Serious Question: When Is Divorce Acceptable?

March 23, 2017  |  

I’ve known one of my best friends since freshman year in high school. It was our shared love for running track and the arts that instantly created a bond between us. Although we are alike in many ways, we’re not necessarily like-minded. There have been a few debates that left us questioning how we could be friends, but purely in jest.

divorce acceptable

Throughout our many in-depth conversations, marriage has often been the common thread. We’ve disagreed on a few topics pertaining to this special union, and we most recently agreed to disagree while discussing divorce. We didn’t have a full-blown discussion about it, but my friend quickly shared a thought as we were closing a casual chat. She is of the opinion that a person should only get divorced if their spouse habitually cheats or if the person has been abused.

I completely disagreed.

Of course, I think that a person should get the hell out of dodge if they are being abused (emotionally or physically) or being regularly cheated on. However, I believe those aren’t the only sensible reasons for a marriage to come to an end.

At the time, I didn’t feel the need to share my thoughts with my friend as I assumed that our opinions would continue to diverge. But I wholeheartedly believe that a marriage is between God and the two people involved, and the same goes for a divorce. With that being said, who are we to debate why a person should make a life-altering decision for themselves regarding their marriage? If we’re not going through something like that, how can we truly say when divorce is right and when it’s wrong?

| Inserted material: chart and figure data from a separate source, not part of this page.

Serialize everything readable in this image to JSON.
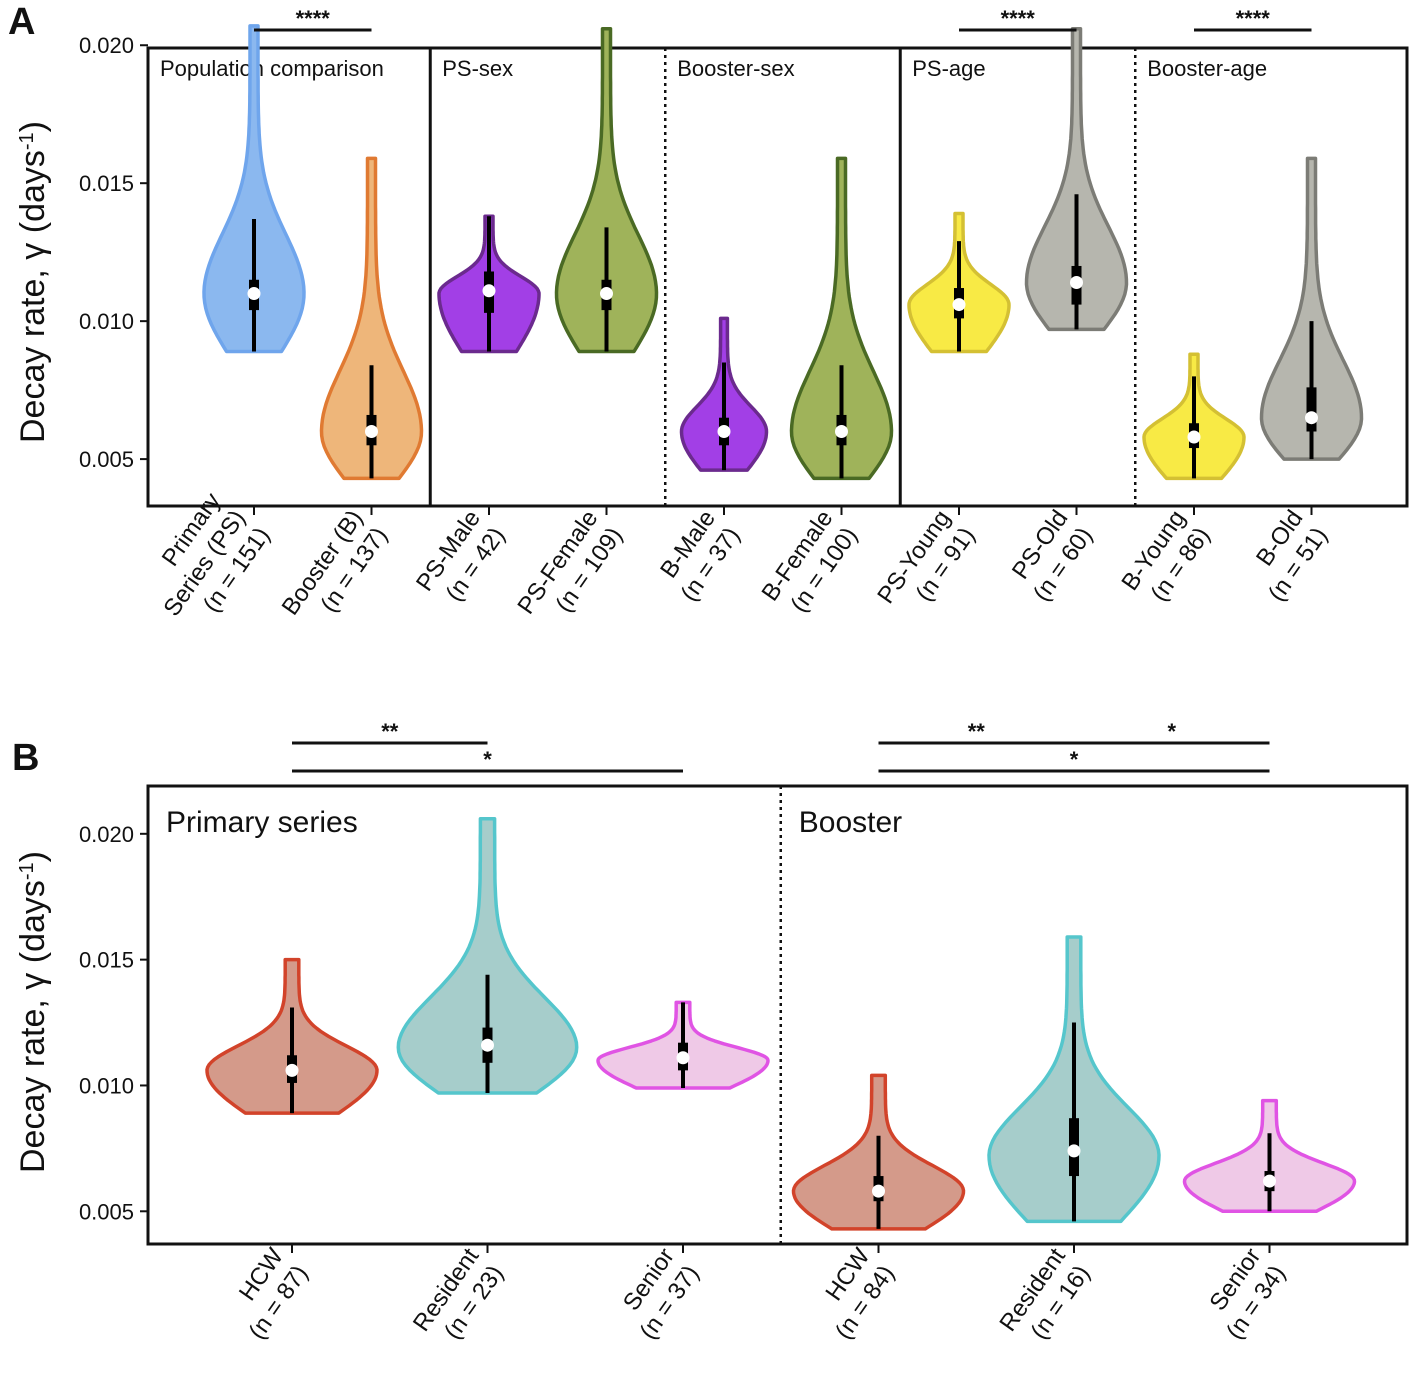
{
  "panel_a": {
    "letter": "A",
    "ylabel": "Decay rate, γ (days",
    "ylabel_sup": "-1",
    "ylabel_close": ")"
  },
  "panel_b": {
    "letter": "B",
    "ylabel": "Decay rate, γ (days",
    "ylabel_sup": "-1",
    "ylabel_close": ")"
  },
  "chart_data": [
    {
      "type": "violin",
      "id": "A",
      "ylabel": "Decay rate, γ (days-1)",
      "ylim": [
        0.0033,
        0.0199
      ],
      "yticks": [
        0.005,
        0.01,
        0.015,
        0.02
      ],
      "ytick_labels": [
        "0.005",
        "0.010",
        "0.015",
        "0.020"
      ],
      "groups": [
        {
          "label": "Population comparison",
          "start": 0,
          "end": 1,
          "separator_after": "solid"
        },
        {
          "label": "PS-sex",
          "start": 2,
          "end": 3,
          "separator_after": "dotted"
        },
        {
          "label": "Booster-sex",
          "start": 4,
          "end": 5,
          "separator_after": "solid"
        },
        {
          "label": "PS-age",
          "start": 6,
          "end": 7,
          "separator_after": "dotted"
        },
        {
          "label": "Booster-age",
          "start": 8,
          "end": 9,
          "separator_after": null
        }
      ],
      "series": [
        {
          "name": "Primary Series (PS)",
          "n_label": "(n = 151)",
          "lines": [
            "Primary",
            "Series (PS)",
            "(n = 151)"
          ],
          "fill": "#8bb8ef",
          "stroke": "#6fa5ec",
          "min": 0.0089,
          "max": 0.0207,
          "median": 0.011,
          "q1": 0.0104,
          "q3": 0.0115,
          "w_lo": 0.0089,
          "w_hi": 0.0137,
          "mode": 0.011,
          "width": 0.4
        },
        {
          "name": "Booster (B)",
          "n_label": "(n = 137)",
          "lines": [
            "Booster (B)",
            "(n = 137)"
          ],
          "fill": "#eeb67a",
          "stroke": "#e07a32",
          "min": 0.0043,
          "max": 0.0159,
          "median": 0.006,
          "q1": 0.0055,
          "q3": 0.0066,
          "w_lo": 0.0043,
          "w_hi": 0.0084,
          "mode": 0.006,
          "width": 0.4
        },
        {
          "name": "PS-Male",
          "n_label": "(n = 42)",
          "lines": [
            "PS-Male",
            "(n = 42)"
          ],
          "fill": "#a23fe6",
          "stroke": "#6b2a8e",
          "min": 0.0089,
          "max": 0.0138,
          "median": 0.0111,
          "q1": 0.0103,
          "q3": 0.0118,
          "w_lo": 0.0089,
          "w_hi": 0.0138,
          "mode": 0.011,
          "width": 0.4
        },
        {
          "name": "PS-Female",
          "n_label": "(n = 109)",
          "lines": [
            "PS-Female",
            "(n = 109)"
          ],
          "fill": "#9fb35a",
          "stroke": "#4a6a24",
          "min": 0.0089,
          "max": 0.0206,
          "median": 0.011,
          "q1": 0.0104,
          "q3": 0.0115,
          "w_lo": 0.0089,
          "w_hi": 0.0134,
          "mode": 0.011,
          "width": 0.4
        },
        {
          "name": "B-Male",
          "n_label": "(n = 37)",
          "lines": [
            "B-Male",
            "(n = 37)"
          ],
          "fill": "#a23fe6",
          "stroke": "#6b2a8e",
          "min": 0.0046,
          "max": 0.0101,
          "median": 0.006,
          "q1": 0.0055,
          "q3": 0.0065,
          "w_lo": 0.0046,
          "w_hi": 0.0085,
          "mode": 0.006,
          "width": 0.34
        },
        {
          "name": "B-Female",
          "n_label": "(n = 100)",
          "lines": [
            "B-Female",
            "(n = 100)"
          ],
          "fill": "#9fb35a",
          "stroke": "#4a6a24",
          "min": 0.0043,
          "max": 0.0159,
          "median": 0.006,
          "q1": 0.0055,
          "q3": 0.0066,
          "w_lo": 0.0043,
          "w_hi": 0.0084,
          "mode": 0.006,
          "width": 0.4
        },
        {
          "name": "PS-Young",
          "n_label": "(n = 91)",
          "lines": [
            "PS-Young",
            "(n = 91)"
          ],
          "fill": "#f8ea45",
          "stroke": "#d4c033",
          "min": 0.0089,
          "max": 0.0139,
          "median": 0.0106,
          "q1": 0.0101,
          "q3": 0.0112,
          "w_lo": 0.0089,
          "w_hi": 0.0129,
          "mode": 0.0106,
          "width": 0.4
        },
        {
          "name": "PS-Old",
          "n_label": "(n = 60)",
          "lines": [
            "PS-Old",
            "(n = 60)"
          ],
          "fill": "#b6b6ae",
          "stroke": "#7c7c76",
          "min": 0.0097,
          "max": 0.0206,
          "median": 0.0114,
          "q1": 0.0106,
          "q3": 0.012,
          "w_lo": 0.0097,
          "w_hi": 0.0146,
          "mode": 0.0114,
          "width": 0.4
        },
        {
          "name": "B-Young",
          "n_label": "(n = 86)",
          "lines": [
            "B-Young",
            "(n = 86)"
          ],
          "fill": "#f8ea45",
          "stroke": "#d4c033",
          "min": 0.0043,
          "max": 0.0088,
          "median": 0.0058,
          "q1": 0.0054,
          "q3": 0.0063,
          "w_lo": 0.0043,
          "w_hi": 0.008,
          "mode": 0.0058,
          "width": 0.4
        },
        {
          "name": "B-Old",
          "n_label": "(n = 51)",
          "lines": [
            "B-Old",
            "(n = 51)"
          ],
          "fill": "#b6b6ae",
          "stroke": "#7c7c76",
          "min": 0.005,
          "max": 0.0159,
          "median": 0.0065,
          "q1": 0.006,
          "q3": 0.0076,
          "w_lo": 0.005,
          "w_hi": 0.01,
          "mode": 0.0065,
          "width": 0.4
        }
      ],
      "significance": [
        {
          "label": "****",
          "from": 0,
          "to": 1,
          "level": 0
        },
        {
          "label": "****",
          "from": 6,
          "to": 7,
          "level": 0
        },
        {
          "label": "****",
          "from": 8,
          "to": 9,
          "level": 0
        }
      ]
    },
    {
      "type": "violin",
      "id": "B",
      "ylabel": "Decay rate, γ (days-1)",
      "ylim": [
        0.0037,
        0.0219
      ],
      "yticks": [
        0.005,
        0.01,
        0.015,
        0.02
      ],
      "ytick_labels": [
        "0.005",
        "0.010",
        "0.015",
        "0.020"
      ],
      "groups": [
        {
          "label": "Primary series",
          "start": 0,
          "end": 2,
          "separator_after": "dotted"
        },
        {
          "label": "Booster",
          "start": 3,
          "end": 5,
          "separator_after": null
        }
      ],
      "series": [
        {
          "name": "HCW",
          "n_label": "(n = 87)",
          "lines": [
            "HCW",
            "(n = 87)"
          ],
          "fill": "#d49a8a",
          "stroke": "#d2432a",
          "min": 0.0089,
          "max": 0.015,
          "median": 0.0106,
          "q1": 0.0101,
          "q3": 0.0112,
          "w_lo": 0.0089,
          "w_hi": 0.0131,
          "mode": 0.0106,
          "width": 0.4
        },
        {
          "name": "Resident",
          "n_label": "(n = 23)",
          "lines": [
            "Resident",
            "(n = 23)"
          ],
          "fill": "#a6cdcb",
          "stroke": "#55c6cc",
          "min": 0.0097,
          "max": 0.0206,
          "median": 0.0116,
          "q1": 0.0109,
          "q3": 0.0123,
          "w_lo": 0.0097,
          "w_hi": 0.0144,
          "mode": 0.0115,
          "width": 0.42
        },
        {
          "name": "Senior",
          "n_label": "(n = 37)",
          "lines": [
            "Senior",
            "(n = 37)"
          ],
          "fill": "#efc9e7",
          "stroke": "#e054e4",
          "min": 0.0099,
          "max": 0.0133,
          "median": 0.0111,
          "q1": 0.0106,
          "q3": 0.0117,
          "w_lo": 0.0099,
          "w_hi": 0.0133,
          "mode": 0.011,
          "width": 0.4
        },
        {
          "name": "HCW",
          "n_label": "(n = 84)",
          "lines": [
            "HCW",
            "(n = 84)"
          ],
          "fill": "#d49a8a",
          "stroke": "#d2432a",
          "min": 0.0043,
          "max": 0.0104,
          "median": 0.0058,
          "q1": 0.0054,
          "q3": 0.0064,
          "w_lo": 0.0043,
          "w_hi": 0.008,
          "mode": 0.0058,
          "width": 0.4
        },
        {
          "name": "Resident",
          "n_label": "(n = 16)",
          "lines": [
            "Resident",
            "(n = 16)"
          ],
          "fill": "#a6cdcb",
          "stroke": "#55c6cc",
          "min": 0.0046,
          "max": 0.0159,
          "median": 0.0074,
          "q1": 0.0064,
          "q3": 0.0087,
          "w_lo": 0.0046,
          "w_hi": 0.0125,
          "mode": 0.0072,
          "width": 0.4
        },
        {
          "name": "Senior",
          "n_label": "(n = 34)",
          "lines": [
            "Senior",
            "(n = 34)"
          ],
          "fill": "#efc9e7",
          "stroke": "#e054e4",
          "min": 0.005,
          "max": 0.0094,
          "median": 0.0062,
          "q1": 0.0058,
          "q3": 0.0066,
          "w_lo": 0.005,
          "w_hi": 0.0081,
          "mode": 0.0062,
          "width": 0.4
        }
      ],
      "significance": [
        {
          "label": "**",
          "from": 0,
          "to": 1,
          "level": 0
        },
        {
          "label": "*",
          "from": 0,
          "to": 2,
          "level": 1
        },
        {
          "label": "**",
          "from": 3,
          "to": 4,
          "level": 0
        },
        {
          "label": "*",
          "from": 4,
          "to": 5,
          "level": 0
        },
        {
          "label": "*",
          "from": 3,
          "to": 5,
          "level": 1
        }
      ]
    }
  ]
}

I have always put in a lot of work in all of my relationships, so I definitely keep my marriage a priority; therefore, I think that people should put forth the effort in keeping their marriage afloat if they can. But I can’t jump on board with a person staying in a marriage if they are unhappy or feeling disrespected.

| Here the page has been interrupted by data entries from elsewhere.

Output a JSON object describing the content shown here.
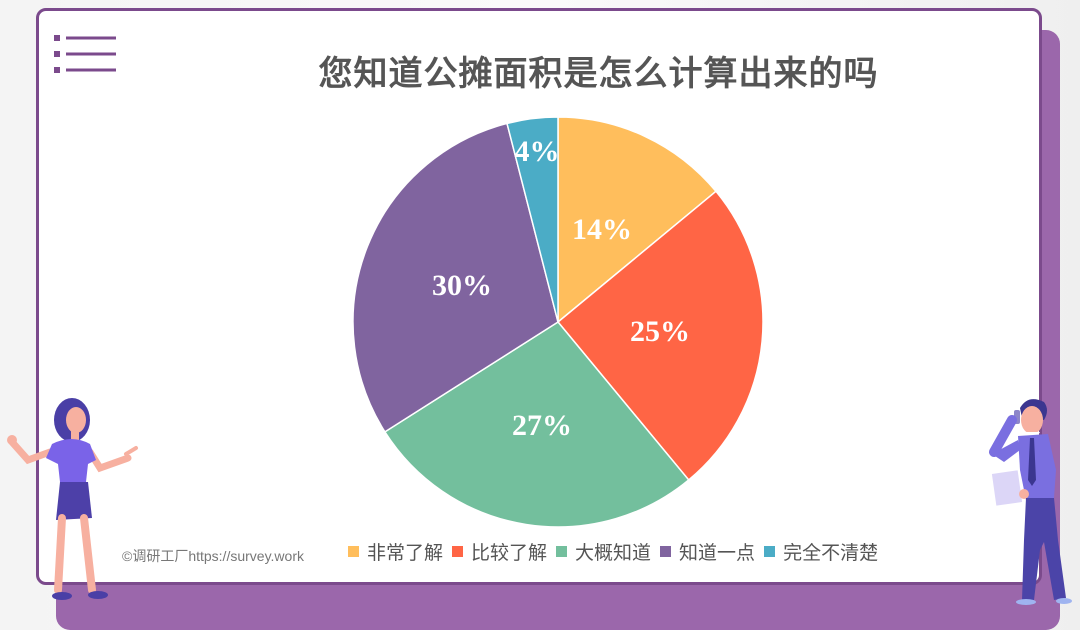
{
  "page": {
    "title": "您知道公摊面积是怎么计算出来的吗",
    "copyright": "©调研工厂https://survey.work",
    "icons": {
      "header": "list-icon",
      "left_figure": "woman-presenting-illustration",
      "right_figure": "man-on-phone-illustration"
    },
    "colors": {
      "frame": "#7b4a8c",
      "shadow_panel": "#9b67ab",
      "title_text": "#555555"
    }
  },
  "legend": [
    {
      "label": "非常了解",
      "color": "#ffbe5c"
    },
    {
      "label": "比较了解",
      "color": "#ff6545"
    },
    {
      "label": "大概知道",
      "color": "#73bf9d"
    },
    {
      "label": "知道一点",
      "color": "#80649f"
    },
    {
      "label": "完全不清楚",
      "color": "#4bacc6"
    }
  ],
  "slices": [
    {
      "label": "14%"
    },
    {
      "label": "25%"
    },
    {
      "label": "27%"
    },
    {
      "label": "30%"
    },
    {
      "label": "4%"
    }
  ],
  "chart_data": {
    "type": "pie",
    "title": "您知道公摊面积是怎么计算出来的吗",
    "categories": [
      "非常了解",
      "比较了解",
      "大概知道",
      "知道一点",
      "完全不清楚"
    ],
    "values": [
      14,
      25,
      27,
      30,
      4
    ],
    "unit": "%",
    "colors": [
      "#ffbe5c",
      "#ff6545",
      "#73bf9d",
      "#80649f",
      "#4bacc6"
    ],
    "start_angle": "12 o'clock",
    "direction": "clockwise",
    "data_labels": [
      "14%",
      "25%",
      "27%",
      "30%",
      "4%"
    ],
    "legend_position": "bottom"
  }
}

A close friend of mine was going through a tough time in her marriage and decided to call it quits with her husband recently. When a few of our married friends caught wind of her situation, they instantly talked about how they hope things work out and proceeded to pray for her, praying that the pair would stay together. This was done despite a decision already being made.

I definitely won’t tell anyone how to pray or what to pray for, but I wasn’t down for praying that she would have a change of heart. How would staying with her husband affect her or their child?

Married and not having to go through a divorce makes me no expert, but I offered my insight when she eventually came to me with her explanation of things. I told her that although I would love to see her family stay together and that counseling could help if they chose to work it out, I supported whatever decision she made. Either way, she was going to receive no judgment from me because only she knew what she was feeling when she would go to bed (or stay awake) at night.

Whether you originally married for reasons that you regret, a trust has been violated, or you and your spouse have done all that you both can but things just aren’t working, you should be true to yourself regarding whatever your reason to divorce. You’re not making it work for the people watching from the outside.

At the end of the day, you have to do what’s best for yourself and your family.